Even without outright opponents of the death penalty like Brennan, Marshall, and (eventually) Blackmun, the Court in the Bush years imposed new limits on executions. In 2002, the Court said judges alone, without the concurrence of jurors, could not impose death sentences; also that year, the justices ruled that the execution of the mentally retarded violated the Eighth Amendment’s ban on cruel and unusual punishment. These rulings all came over the vigorous dissents of Rehnquist, Scalia, and Thomas—sometimes joined by Kennedy or O’Connor, who was an especially strong supporter of the death penalty—but the shift on the Court as a whole was unmistakable.

Even in light of these developments, Kennedy’s performance at the oral argument of
Roper v. Simmons
was stunning.

“Let’s focus on the word ‘unusual.’ Forget ‘cruel’ for the moment,” Kennedy said to James R. Layton, the local prosecutor in Jefferson City, who was defending the Missouri law. “We’ve seen very substantial demonstration that world opinion is against this, at least as interpreted by the leaders of the European Union. Does that have a bearing on what’s ‘unusual’? Suppose it were shown that the United States were one of the very, very few countries that executed juveniles, and that’s true. Does that have a bearing on whether or not it’s ‘unusual’?”

No, said Layton. “The decision as to the Eighth Amendment should not be based on what happens in the rest of the world. It needs to be based on the mores of American society.”

Playing his familiar populist card, Scalia jumped in, asking, “Have the countries of the European Union abolished the death penalty by popular vote?” Plainly baffled by this detour into foreign lands, Layton said he didn’t know.
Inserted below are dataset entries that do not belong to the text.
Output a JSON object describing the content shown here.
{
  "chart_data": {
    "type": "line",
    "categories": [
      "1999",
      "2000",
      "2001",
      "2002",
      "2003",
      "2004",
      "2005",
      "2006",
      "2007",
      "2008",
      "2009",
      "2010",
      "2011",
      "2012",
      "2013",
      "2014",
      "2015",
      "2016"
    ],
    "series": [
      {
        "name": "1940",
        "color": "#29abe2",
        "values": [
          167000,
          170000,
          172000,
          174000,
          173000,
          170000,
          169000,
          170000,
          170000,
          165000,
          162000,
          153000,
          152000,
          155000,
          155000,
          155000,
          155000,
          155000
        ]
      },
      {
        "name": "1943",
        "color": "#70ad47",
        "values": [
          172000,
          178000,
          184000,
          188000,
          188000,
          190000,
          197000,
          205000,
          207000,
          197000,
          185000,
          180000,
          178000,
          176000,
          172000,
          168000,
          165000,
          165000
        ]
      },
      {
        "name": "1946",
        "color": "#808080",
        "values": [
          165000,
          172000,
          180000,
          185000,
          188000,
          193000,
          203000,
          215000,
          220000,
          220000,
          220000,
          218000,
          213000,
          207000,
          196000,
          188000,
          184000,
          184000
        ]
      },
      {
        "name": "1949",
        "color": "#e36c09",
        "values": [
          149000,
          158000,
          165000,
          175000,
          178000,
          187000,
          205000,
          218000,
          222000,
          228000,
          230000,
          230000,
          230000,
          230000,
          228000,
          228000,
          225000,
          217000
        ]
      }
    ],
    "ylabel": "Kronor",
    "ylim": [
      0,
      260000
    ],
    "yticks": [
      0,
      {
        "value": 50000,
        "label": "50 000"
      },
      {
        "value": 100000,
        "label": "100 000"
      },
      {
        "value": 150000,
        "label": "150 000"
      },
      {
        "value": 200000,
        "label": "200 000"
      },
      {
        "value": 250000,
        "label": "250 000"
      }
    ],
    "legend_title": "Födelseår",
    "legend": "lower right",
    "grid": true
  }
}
But Scalia did know—and pointed out that European elites had abolished the death penalty in their countries even though “public opinion polls in a number of the countries support the death penalty.”

Kennedy, who saw where Scalia was going, said, “I acknowledged that in my question. I recognize it is the leadership in many of these countries that objects to it. But let us assume that it’s an accepted practice in most countries of the world not to execute a juvenile for moral reasons. That has no bearing on whether or not what we’re doing is ‘unusual’?”